Condominium landlords record a variety of expenses in order to claim them on their taxes, reducing the amount they owe. They also calculate depreciation — a figure that represents the decline in value on the condominium — which often provides a tax deduction, as well.
List all of the costs involved with acquiring the condominium. These include the purchase price, legal fees and any renovation expenses necessary to make the condominium livable. Add these costs together. This is your total value of the property.
Find the useful life of the condominium. The IRS maintains a table of this info ("MACRS recovery periods") for rental properties. (See Resources.) Locate this table on the IRS website and find "residential rental property". Look in the General Depreciation System to find the current recovery period, or useful life, of the condominium.

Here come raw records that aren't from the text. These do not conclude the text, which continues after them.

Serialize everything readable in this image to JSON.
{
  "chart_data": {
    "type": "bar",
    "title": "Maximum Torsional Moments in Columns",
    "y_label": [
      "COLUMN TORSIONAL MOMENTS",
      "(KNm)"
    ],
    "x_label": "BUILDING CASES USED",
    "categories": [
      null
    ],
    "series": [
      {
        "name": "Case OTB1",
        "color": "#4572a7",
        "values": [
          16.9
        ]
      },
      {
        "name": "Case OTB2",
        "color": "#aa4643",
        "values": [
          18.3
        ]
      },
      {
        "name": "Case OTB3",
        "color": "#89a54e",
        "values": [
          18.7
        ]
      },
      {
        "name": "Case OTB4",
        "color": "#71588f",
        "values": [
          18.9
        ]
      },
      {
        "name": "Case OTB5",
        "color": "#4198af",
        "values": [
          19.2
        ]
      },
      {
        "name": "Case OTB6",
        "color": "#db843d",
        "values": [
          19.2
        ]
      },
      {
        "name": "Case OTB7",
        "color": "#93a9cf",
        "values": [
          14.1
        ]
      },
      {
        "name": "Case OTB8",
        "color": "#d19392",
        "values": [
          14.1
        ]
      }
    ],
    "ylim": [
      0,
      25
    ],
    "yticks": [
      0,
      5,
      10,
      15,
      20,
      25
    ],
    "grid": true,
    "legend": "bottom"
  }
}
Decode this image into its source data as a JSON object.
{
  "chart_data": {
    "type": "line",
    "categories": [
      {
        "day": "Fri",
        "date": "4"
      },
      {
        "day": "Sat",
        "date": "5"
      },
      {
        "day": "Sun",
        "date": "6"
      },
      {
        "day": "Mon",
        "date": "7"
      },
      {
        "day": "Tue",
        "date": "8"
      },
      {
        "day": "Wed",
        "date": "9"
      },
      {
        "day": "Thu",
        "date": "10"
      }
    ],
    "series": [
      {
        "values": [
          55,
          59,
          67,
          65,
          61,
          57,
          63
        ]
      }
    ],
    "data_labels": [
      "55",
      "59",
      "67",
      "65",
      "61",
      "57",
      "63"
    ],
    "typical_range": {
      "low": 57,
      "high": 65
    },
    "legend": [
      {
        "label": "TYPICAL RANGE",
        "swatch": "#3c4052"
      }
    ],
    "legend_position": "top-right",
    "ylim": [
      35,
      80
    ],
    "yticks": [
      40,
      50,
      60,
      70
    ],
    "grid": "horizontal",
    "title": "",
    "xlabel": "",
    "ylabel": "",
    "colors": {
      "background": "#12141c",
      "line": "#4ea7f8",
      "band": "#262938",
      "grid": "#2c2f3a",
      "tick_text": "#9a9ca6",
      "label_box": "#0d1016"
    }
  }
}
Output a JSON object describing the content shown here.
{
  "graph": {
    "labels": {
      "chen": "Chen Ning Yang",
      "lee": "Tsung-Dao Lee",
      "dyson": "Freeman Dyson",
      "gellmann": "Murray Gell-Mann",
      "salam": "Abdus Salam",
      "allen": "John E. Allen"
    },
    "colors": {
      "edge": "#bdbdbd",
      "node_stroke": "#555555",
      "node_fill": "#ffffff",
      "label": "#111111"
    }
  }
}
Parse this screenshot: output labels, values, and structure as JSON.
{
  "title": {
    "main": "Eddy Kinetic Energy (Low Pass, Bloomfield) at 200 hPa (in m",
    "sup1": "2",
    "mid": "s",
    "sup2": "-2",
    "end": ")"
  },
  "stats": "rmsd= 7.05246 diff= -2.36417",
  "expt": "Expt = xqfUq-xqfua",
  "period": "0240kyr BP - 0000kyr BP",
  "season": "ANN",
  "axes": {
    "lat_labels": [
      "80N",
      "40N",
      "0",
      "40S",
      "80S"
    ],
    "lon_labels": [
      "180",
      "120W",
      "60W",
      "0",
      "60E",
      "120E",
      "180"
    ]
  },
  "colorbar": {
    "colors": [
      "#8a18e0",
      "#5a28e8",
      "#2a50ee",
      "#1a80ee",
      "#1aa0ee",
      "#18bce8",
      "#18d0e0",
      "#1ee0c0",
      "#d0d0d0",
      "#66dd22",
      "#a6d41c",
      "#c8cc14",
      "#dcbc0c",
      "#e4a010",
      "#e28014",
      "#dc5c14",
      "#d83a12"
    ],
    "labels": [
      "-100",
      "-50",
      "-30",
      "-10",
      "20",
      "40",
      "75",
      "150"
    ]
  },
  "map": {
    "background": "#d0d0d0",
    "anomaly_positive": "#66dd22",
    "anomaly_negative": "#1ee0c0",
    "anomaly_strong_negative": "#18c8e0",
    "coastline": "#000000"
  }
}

Calculate the depreciation percentage. The IRS also maintains a table of the percentages to use for calculating the depreciation of the condominium. On the table, locate number of years for which you’ve owned the condominium and the month when you began renting the property. Find the percentage where these two intersect. This is the depreciation percentage rate to use.
Multiply the depreciation percentage by the value of the condominium. This is the amount of depreciation to enter on your taxes for the rental condominium.
- In the year that you acquire the property, you must use the mid-month convention. Under this convention, you calculate the depreciation assuming you acquired the property at the middle of the month that you began renting the property. This only applies to the first year and is built into the rates listed on the table.